On the other hand, data science is the broader term that involves methods and tools used for actual processing of data, which can be either structured or unstructured. Data science is a branch of computer science that explains how data can be effectively processed to transform it into useful and tangible business insights.
To explain in simpler terms, data engineers can be analogous to the plumbers of data pipelines that are involved in the process of data warehousing, and they are the ones who design the entire data flow across the organization. Whereas, data scientists are the real artists who do the actual data storytelling. Data scientists are involved in the process who actually process the data that is streamlined by data engineers to perform the actual business-oriented function on those datasets.
Identifying the Key Focus Areas of Data Engineering vs Data Science
The key focus areas in the field of data engineering include programming and knowledge about middleware and hardware. Data engineers are required to thoroughly understand programming languages such as C++, Python, R, Scala, and Java. Building Application Programming Integrace (API) is the main area where data engineers lay foundation for making data scientists’ jobs more productive.
Whereas, data science, as a discipline, is a combination of various branches of science such as mathematics, computer science, and statistics. With the in-depth understanding of these branches of science along with the knowledge of various programming languages, data scientists can improve focus on and the efficiency of data processing operations.
Prominent Responsibilities of Data Engineer vs Data Scientist in Industry
Data engineering mainly revolves around optimizing the data pipeline to ensure the consistent and smooth flow of data across various business units. Data engineers are primarily responsible for data governance and carrying out quality checks for different data models to ensure high performance of data pipelines. In other words, data engineers develop, build, test, and maintain all the data architectures to ensure that data scientists and all the other business units have access to the latest and most accurate data.
Data scientists in any organization are primarily responsible for crafting data-driven solutions and insights to solve multiple challenges that the business faces on different levels. The role of data scientist becomes more important especially when applications of advanced technologies such as Artificial Intelligence and Machine Learning come into the picture. By the virtue of implementing advanced data analytics tools integrated with these technologies, data scientists can dramatically improve a company’s existing line of products and services.
Do Data Engineers and Data Scientists Complement Each Other?

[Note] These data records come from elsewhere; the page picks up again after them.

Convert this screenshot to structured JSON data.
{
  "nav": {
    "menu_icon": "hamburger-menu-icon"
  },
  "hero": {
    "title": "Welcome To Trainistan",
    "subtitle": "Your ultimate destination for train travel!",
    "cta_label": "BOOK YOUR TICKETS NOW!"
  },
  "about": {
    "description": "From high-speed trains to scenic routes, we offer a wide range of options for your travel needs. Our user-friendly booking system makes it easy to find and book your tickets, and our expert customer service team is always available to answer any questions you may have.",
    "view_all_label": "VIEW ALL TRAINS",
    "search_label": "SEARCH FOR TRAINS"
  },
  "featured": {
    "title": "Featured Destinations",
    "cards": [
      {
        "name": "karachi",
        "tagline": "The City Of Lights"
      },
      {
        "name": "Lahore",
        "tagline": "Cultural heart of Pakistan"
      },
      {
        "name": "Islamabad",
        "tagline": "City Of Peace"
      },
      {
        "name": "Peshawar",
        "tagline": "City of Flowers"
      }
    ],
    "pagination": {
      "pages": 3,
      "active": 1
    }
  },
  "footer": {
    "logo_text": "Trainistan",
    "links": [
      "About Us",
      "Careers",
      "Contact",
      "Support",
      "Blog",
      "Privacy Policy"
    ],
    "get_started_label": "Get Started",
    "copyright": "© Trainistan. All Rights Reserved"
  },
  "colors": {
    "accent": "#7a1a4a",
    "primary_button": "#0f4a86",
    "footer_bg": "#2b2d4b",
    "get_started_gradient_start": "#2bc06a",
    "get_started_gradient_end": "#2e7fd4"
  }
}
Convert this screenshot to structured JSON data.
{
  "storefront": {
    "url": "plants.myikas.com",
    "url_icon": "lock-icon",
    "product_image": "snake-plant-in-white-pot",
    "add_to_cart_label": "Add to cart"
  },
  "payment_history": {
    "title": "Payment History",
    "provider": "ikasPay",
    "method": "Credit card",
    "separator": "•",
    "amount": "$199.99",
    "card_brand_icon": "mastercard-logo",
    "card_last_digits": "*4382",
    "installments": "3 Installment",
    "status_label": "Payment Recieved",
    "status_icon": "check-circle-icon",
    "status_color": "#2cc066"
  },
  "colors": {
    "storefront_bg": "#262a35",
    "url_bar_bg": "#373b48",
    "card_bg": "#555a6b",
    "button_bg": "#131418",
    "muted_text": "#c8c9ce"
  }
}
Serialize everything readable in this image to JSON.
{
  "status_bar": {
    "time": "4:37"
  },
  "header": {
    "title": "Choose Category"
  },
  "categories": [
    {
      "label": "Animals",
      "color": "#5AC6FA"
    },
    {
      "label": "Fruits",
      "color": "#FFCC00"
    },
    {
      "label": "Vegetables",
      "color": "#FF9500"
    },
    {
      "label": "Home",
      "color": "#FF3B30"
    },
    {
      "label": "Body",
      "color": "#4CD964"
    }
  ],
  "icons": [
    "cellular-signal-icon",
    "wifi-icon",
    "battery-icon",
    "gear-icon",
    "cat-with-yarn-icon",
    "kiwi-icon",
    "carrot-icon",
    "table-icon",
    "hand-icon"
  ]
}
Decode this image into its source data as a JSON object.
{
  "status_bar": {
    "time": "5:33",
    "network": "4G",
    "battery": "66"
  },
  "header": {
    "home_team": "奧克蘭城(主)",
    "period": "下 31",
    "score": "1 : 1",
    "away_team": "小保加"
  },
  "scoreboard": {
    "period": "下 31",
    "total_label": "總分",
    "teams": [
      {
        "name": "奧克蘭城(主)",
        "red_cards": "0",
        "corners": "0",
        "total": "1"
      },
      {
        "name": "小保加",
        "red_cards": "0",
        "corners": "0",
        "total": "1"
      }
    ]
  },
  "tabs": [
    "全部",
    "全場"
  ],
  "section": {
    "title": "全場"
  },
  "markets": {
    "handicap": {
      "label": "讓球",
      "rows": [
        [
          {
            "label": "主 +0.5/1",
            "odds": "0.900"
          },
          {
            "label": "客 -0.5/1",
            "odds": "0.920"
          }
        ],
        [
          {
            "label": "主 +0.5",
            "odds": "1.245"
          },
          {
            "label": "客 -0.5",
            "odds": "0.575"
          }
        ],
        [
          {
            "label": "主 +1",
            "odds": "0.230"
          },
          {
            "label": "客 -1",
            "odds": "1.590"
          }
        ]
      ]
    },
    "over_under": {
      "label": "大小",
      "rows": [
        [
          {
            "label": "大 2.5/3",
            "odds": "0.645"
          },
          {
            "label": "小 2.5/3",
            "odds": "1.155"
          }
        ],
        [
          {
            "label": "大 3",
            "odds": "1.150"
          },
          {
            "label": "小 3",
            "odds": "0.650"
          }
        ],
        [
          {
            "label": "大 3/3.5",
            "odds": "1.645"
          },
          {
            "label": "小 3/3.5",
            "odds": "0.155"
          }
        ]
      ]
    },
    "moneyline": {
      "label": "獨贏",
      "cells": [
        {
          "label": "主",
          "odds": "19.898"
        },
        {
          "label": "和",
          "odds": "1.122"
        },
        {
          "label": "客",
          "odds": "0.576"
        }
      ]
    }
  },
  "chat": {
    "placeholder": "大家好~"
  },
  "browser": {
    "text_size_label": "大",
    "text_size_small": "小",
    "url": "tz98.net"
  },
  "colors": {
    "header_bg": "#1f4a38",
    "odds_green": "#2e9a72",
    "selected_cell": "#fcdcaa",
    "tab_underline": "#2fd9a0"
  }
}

Though ‘data is the new oil’, most businesses fail to identify the appropriate tool to extract it from different reservoirs. So the final question is which one of the advanced data technologies such as data engineering and data science will help boost businesses across the world.
Currently, data scientists are witnessing high demand across the world; they are also paid handsome salaries. Changing roles on data teams in most organizations indicate that the role of data scientists mainly revolves around data analytics and modeling, as it ultimately helps the business growth by acquiring accurate and latest insights.
However, the recent advancements in data analytics, data engineering, and data science are bringing in new trends where data teams are undergoing tectonic changes. Most organizations are revising the role of data scientists for strategic development of business solutions, with the support of data engineering.
Businesses – including industry leaders – will have to contemplate their ‘do it all’ approach towards the role of data scientists in the organization. Instead, alliance between data scientists and data engineers will prove to be a linchpin for businesses to ensure effective performance of data pipelines and accuracy of data-driven insights.